Department of Agricultural and Environmental Biology, Graduate School of Agricultural and Life Sciences, The University of Tokyo, Bunkyo-ku, Tokyo, Japan.
Microbiol Spectr. 2024 May 2;12(5):e0010624. doi: 10.1128/spectrum.00106-24. Epub 2024 Mar 27.

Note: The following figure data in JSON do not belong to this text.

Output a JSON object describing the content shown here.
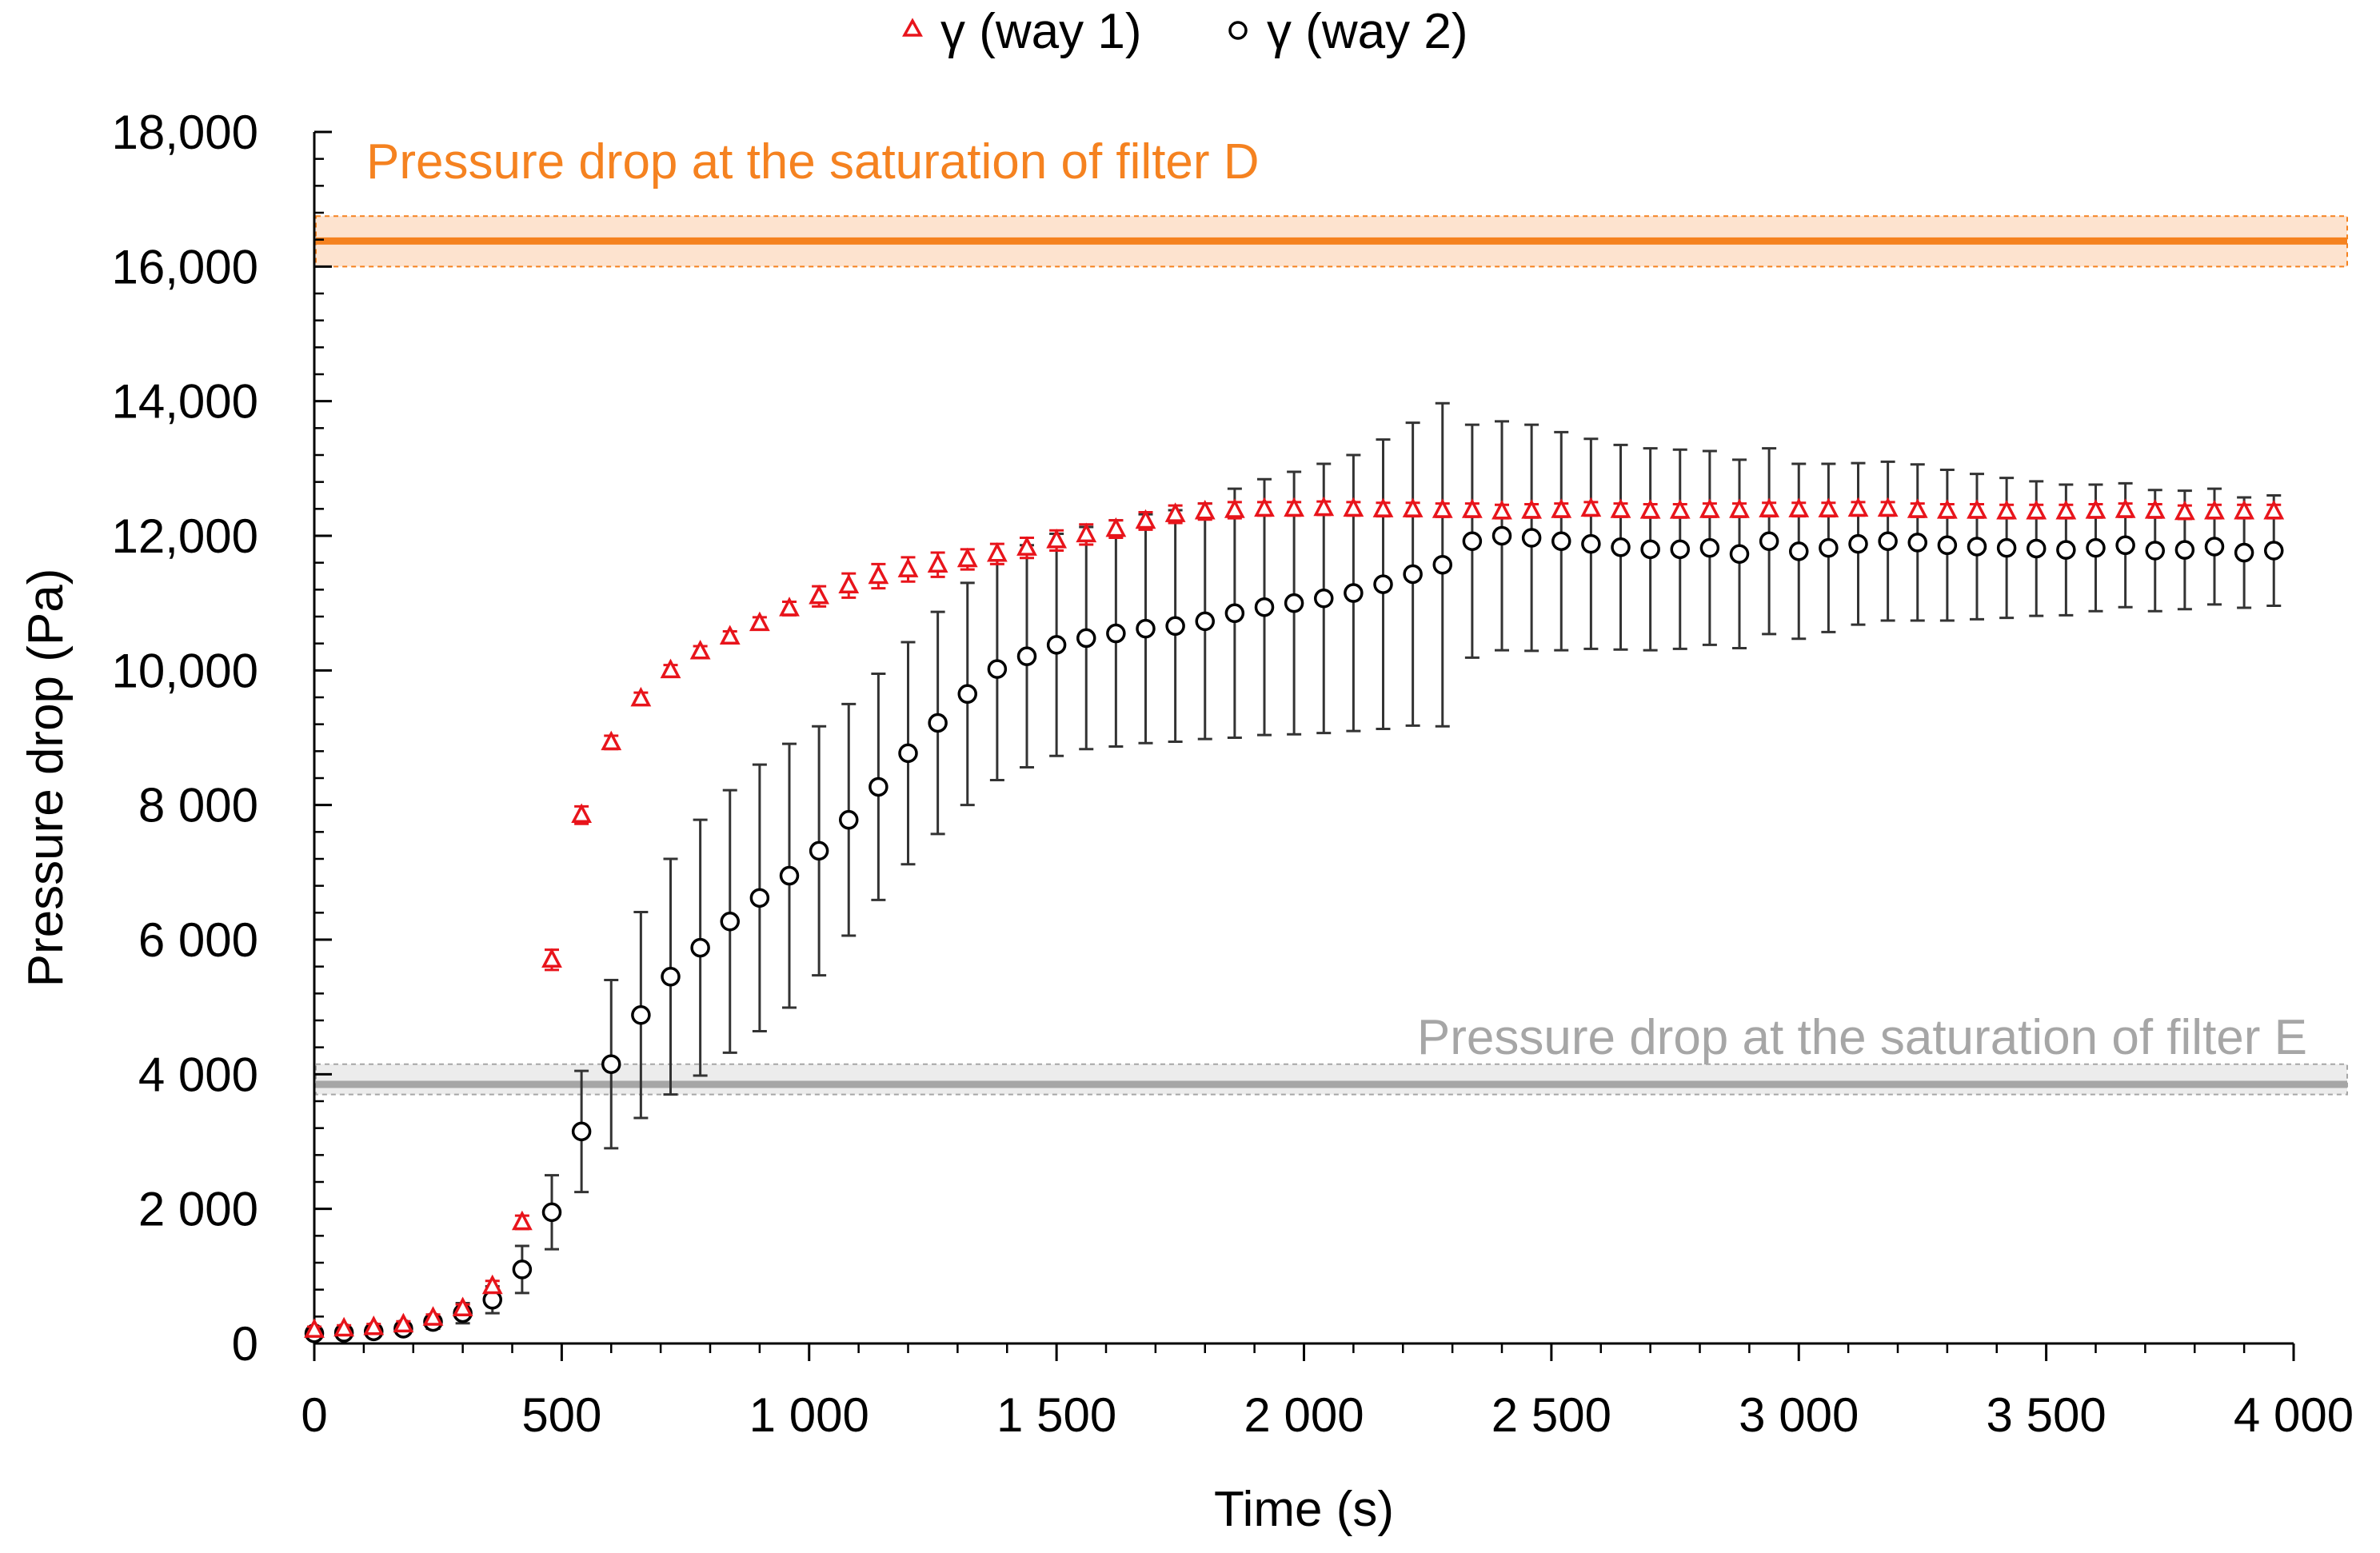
{
  "chart_data": {
    "type": "scatter",
    "title": "",
    "xlabel": "Time (s)",
    "ylabel": "Pressure drop (Pa)",
    "xlim": [
      0,
      4000
    ],
    "ylim": [
      0,
      18000
    ],
    "x_ticks": [
      0,
      500,
      1000,
      1500,
      2000,
      2500,
      3000,
      3500,
      4000
    ],
    "x_tick_labels": [
      "0",
      "500",
      "1 000",
      "1 500",
      "2 000",
      "2 500",
      "3 000",
      "3 500",
      "4 000"
    ],
    "y_ticks": [
      0,
      2000,
      4000,
      6000,
      8000,
      10000,
      12000,
      14000,
      16000,
      18000
    ],
    "y_tick_labels": [
      "0",
      "2 000",
      "4 000",
      "6 000",
      "8 000",
      "10,000",
      "12,000",
      "14,000",
      "16,000",
      "18,000"
    ],
    "grid": false,
    "legend_position": "top-center",
    "series": [
      {
        "name": "γ (way 1)",
        "marker": "triangle-open",
        "color": "#e8141b",
        "x": [
          0,
          60,
          120,
          180,
          240,
          300,
          360,
          420,
          480,
          540,
          600,
          660,
          720,
          780,
          840,
          900,
          960,
          1020,
          1080,
          1140,
          1200,
          1260,
          1320,
          1380,
          1440,
          1500,
          1560,
          1620,
          1680,
          1740,
          1800,
          1860,
          1920,
          1980,
          2040,
          2100,
          2160,
          2220,
          2280,
          2340,
          2400,
          2460,
          2520,
          2580,
          2640,
          2700,
          2760,
          2820,
          2880,
          2940,
          3000,
          3060,
          3120,
          3180,
          3240,
          3300,
          3360,
          3420,
          3480,
          3540,
          3600,
          3660,
          3720,
          3780,
          3840,
          3900,
          3960
        ],
        "y": [
          200,
          220,
          240,
          280,
          380,
          520,
          850,
          1800,
          5700,
          7850,
          8930,
          9580,
          10000,
          10280,
          10500,
          10700,
          10920,
          11100,
          11260,
          11400,
          11500,
          11570,
          11650,
          11730,
          11820,
          11930,
          12020,
          12100,
          12220,
          12320,
          12360,
          12380,
          12400,
          12400,
          12410,
          12400,
          12390,
          12390,
          12380,
          12380,
          12360,
          12370,
          12380,
          12400,
          12380,
          12370,
          12370,
          12380,
          12380,
          12390,
          12390,
          12390,
          12400,
          12400,
          12380,
          12370,
          12370,
          12360,
          12360,
          12360,
          12370,
          12380,
          12370,
          12350,
          12360,
          12360,
          12360
        ],
        "error": [
          50,
          50,
          50,
          50,
          50,
          60,
          80,
          100,
          150,
          130,
          100,
          90,
          80,
          80,
          80,
          90,
          100,
          150,
          180,
          180,
          180,
          180,
          150,
          150,
          150,
          150,
          150,
          130,
          130,
          130,
          120,
          120,
          100,
          100,
          100,
          100,
          100,
          100,
          100,
          100,
          100,
          100,
          100,
          100,
          100,
          100,
          100,
          100,
          100,
          100,
          100,
          100,
          100,
          100,
          100,
          100,
          100,
          100,
          100,
          100,
          100,
          100,
          100,
          100,
          100,
          100,
          100
        ]
      },
      {
        "name": "γ (way 2)",
        "marker": "circle-open",
        "color": "#000000",
        "x": [
          0,
          60,
          120,
          180,
          240,
          300,
          360,
          420,
          480,
          540,
          600,
          660,
          720,
          780,
          840,
          900,
          960,
          1020,
          1080,
          1140,
          1200,
          1260,
          1320,
          1380,
          1440,
          1500,
          1560,
          1620,
          1680,
          1740,
          1800,
          1860,
          1920,
          1980,
          2040,
          2100,
          2160,
          2220,
          2280,
          2340,
          2400,
          2460,
          2520,
          2580,
          2640,
          2700,
          2760,
          2820,
          2880,
          2940,
          3000,
          3060,
          3120,
          3180,
          3240,
          3300,
          3360,
          3420,
          3480,
          3540,
          3600,
          3660,
          3720,
          3780,
          3840,
          3900,
          3960
        ],
        "y": [
          150,
          160,
          180,
          220,
          320,
          450,
          650,
          1100,
          1950,
          3150,
          4150,
          4880,
          5450,
          5880,
          6270,
          6620,
          6950,
          7320,
          7780,
          8270,
          8770,
          9220,
          9650,
          10020,
          10210,
          10380,
          10480,
          10550,
          10620,
          10660,
          10730,
          10850,
          10940,
          11000,
          11070,
          11150,
          11280,
          11430,
          11570,
          11920,
          12000,
          11970,
          11920,
          11880,
          11830,
          11800,
          11800,
          11820,
          11730,
          11920,
          11770,
          11820,
          11880,
          11920,
          11900,
          11860,
          11840,
          11820,
          11810,
          11790,
          11820,
          11860,
          11780,
          11790,
          11840,
          11750,
          11780
        ],
        "error": [
          50,
          60,
          70,
          80,
          100,
          150,
          200,
          350,
          550,
          900,
          1250,
          1530,
          1750,
          1900,
          1950,
          1980,
          1960,
          1850,
          1720,
          1680,
          1650,
          1650,
          1650,
          1650,
          1650,
          1650,
          1650,
          1680,
          1700,
          1720,
          1750,
          1850,
          1900,
          1950,
          2000,
          2050,
          2150,
          2250,
          2400,
          1730,
          1700,
          1680,
          1620,
          1560,
          1520,
          1500,
          1480,
          1440,
          1400,
          1380,
          1300,
          1250,
          1200,
          1180,
          1160,
          1120,
          1080,
          1040,
          1000,
          970,
          940,
          920,
          900,
          880,
          860,
          820,
          820
        ],
        "error_caps": false
      }
    ],
    "reference_lines": [
      {
        "label": "Pressure drop at the saturation of filter D",
        "value": 16380,
        "band": [
          16000,
          16750
        ],
        "color": "#f58220",
        "band_color": "#fde3cf"
      },
      {
        "label": "Pressure drop at the saturation of filter E",
        "value": 3850,
        "band": [
          3700,
          4150
        ],
        "color": "#a6a6a6",
        "band_color": "#ececec"
      }
    ]
  }
}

Plant-pathogenic bacteria cause numerous diseases in host plants and can result in serious damage. Timely and accurate diagnostic techniques are, therefore, crucial. While advances in molecular techniques have led to diagnostic systems able to distinguish known plant pathogens at the species or strain level, systems covering larger categories are mostly lacking. In this study, a specific and universal LAMP-based diagnostic system was developed for phytoplasmas, a large group of insect-borne plant-pathogenic bacteria that cause significant agricultural losses worldwide. Targeting the 23S rRNA gene of phytoplasma, the newly designed primer set CaPU23S-4 detected 31 ' Phytoplasma' tested within 30 min. This primer set also showed high specificity, without false-positive results for other bacteria (including close relatives of phytoplasmas) or healthy plants. The detection sensitivity was ~10,000 times higher than that of PCR methods for phytoplasma detection. A simple, rapid method of DNA extraction, by boiling phytoplasma-infected tissues, was developed as well. When used together with the universal LAMP assay, it enabled the prompt and accurate detection of phytoplasmas from plants and insects. The results demonstrate the potential of the 23S rRNA gene as a versatile target for the LAMP-based universal detection of bacteria at the genus level and provide a novel avenue for exploring this gene as molecular marker for phytoplasma presence detection.IMPORTANCEPhytoplasmas are associated with economically important diseases in crops worldwide, including lethal yellowing of coconut palm, "flavescence dorée" and "bois noir" of grapevine, X-disease in stone fruits, and white leaf and grassy shoot in sugarcane. Numerous LAMP-based diagnostic assays, mostly targeting the 16S rRNA gene, have been reported for phytoplasmas. However, these assays can only detect a limited number of ' Phytoplasma' species, whereas the genus includes at least 50 of these species. In this study, a universal, specific, and rapid diagnostic system was developed that can detect all provisionally classified phytoplasmas within 1 h by combining the LAMP technique targeting the 23S rRNA gene with a simple method for DNA extraction. This diagnostic system will facilitate the on-site detection of phytoplasmas and may aid in the discovery of new phytoplasma-associated diseases and putative insect vectors, irrespective of the availability of infrastructure and experimental resources.
植物病原细菌会导致宿主植物发生许多疾病,并且可能造成严重的损害。因此,及时准确的诊断技术至关重要。虽然分子技术的进步已经导致能够区分已知植物病原体在种或株水平的诊断系统,但覆盖更大类别的系统大多缺乏。在这项研究中,针对在全球范围内造成重大农业损失的昆虫传播植物病原细菌的一大类——植原体,开发了一种基于 LAMP 的特异性和通用性诊断系统。该系统针对植原体的 23S rRNA 基因,新设计的引物对 CaPU23S-4 在 30 分钟内检测到 31 种“植原体”。该引物对还表现出高度特异性,对其他细菌(包括植原体的近亲)或健康植物没有假阳性结果。该检测方法的灵敏度比用于植原体检测的 PCR 方法高约 10,000 倍。还开发了一种简单、快速的 DNA 提取方法,通过煮沸感染植原体的组织来提取 DNA。当与通用 LAMP 检测方法一起使用时,它可以快速准确地从植物和昆虫中检测到植原体。结果表明,23S rRNA 基因作为细菌属水平通用 LAMP 检测的通用靶标具有潜力,并为探索该基因作为植原体存在检测的分子标记提供了新途径。
重要性:植原体与全球范围内农作物的经济重要疾病有关,包括椰子棕榈的致命黄化病、葡萄的“flavescence dorée”和“bois noir”、核果类的 X 病以及甘蔗的白叶和草状梢。已经报道了许多基于 LAMP 的针对植原体的诊断检测方法,这些方法大多针对 16S rRNA 基因。然而,这些检测方法只能检测到有限数量的“植原体”物种,而该属至少包括 50 种这些物种。在本研究中,开发了一种通用、特异、快速的诊断系统,通过结合针对 23S rRNA 基因的 LAMP 技术和一种简单的 DNA 提取方法,可以在 1 小时内检测到所有暂定分类的植原体。该诊断系统将有助于现场检测植原体,并可能有助于发现新的植原体相关疾病和潜在的昆虫媒介,而不论基础设施和实验资源的可用性如何。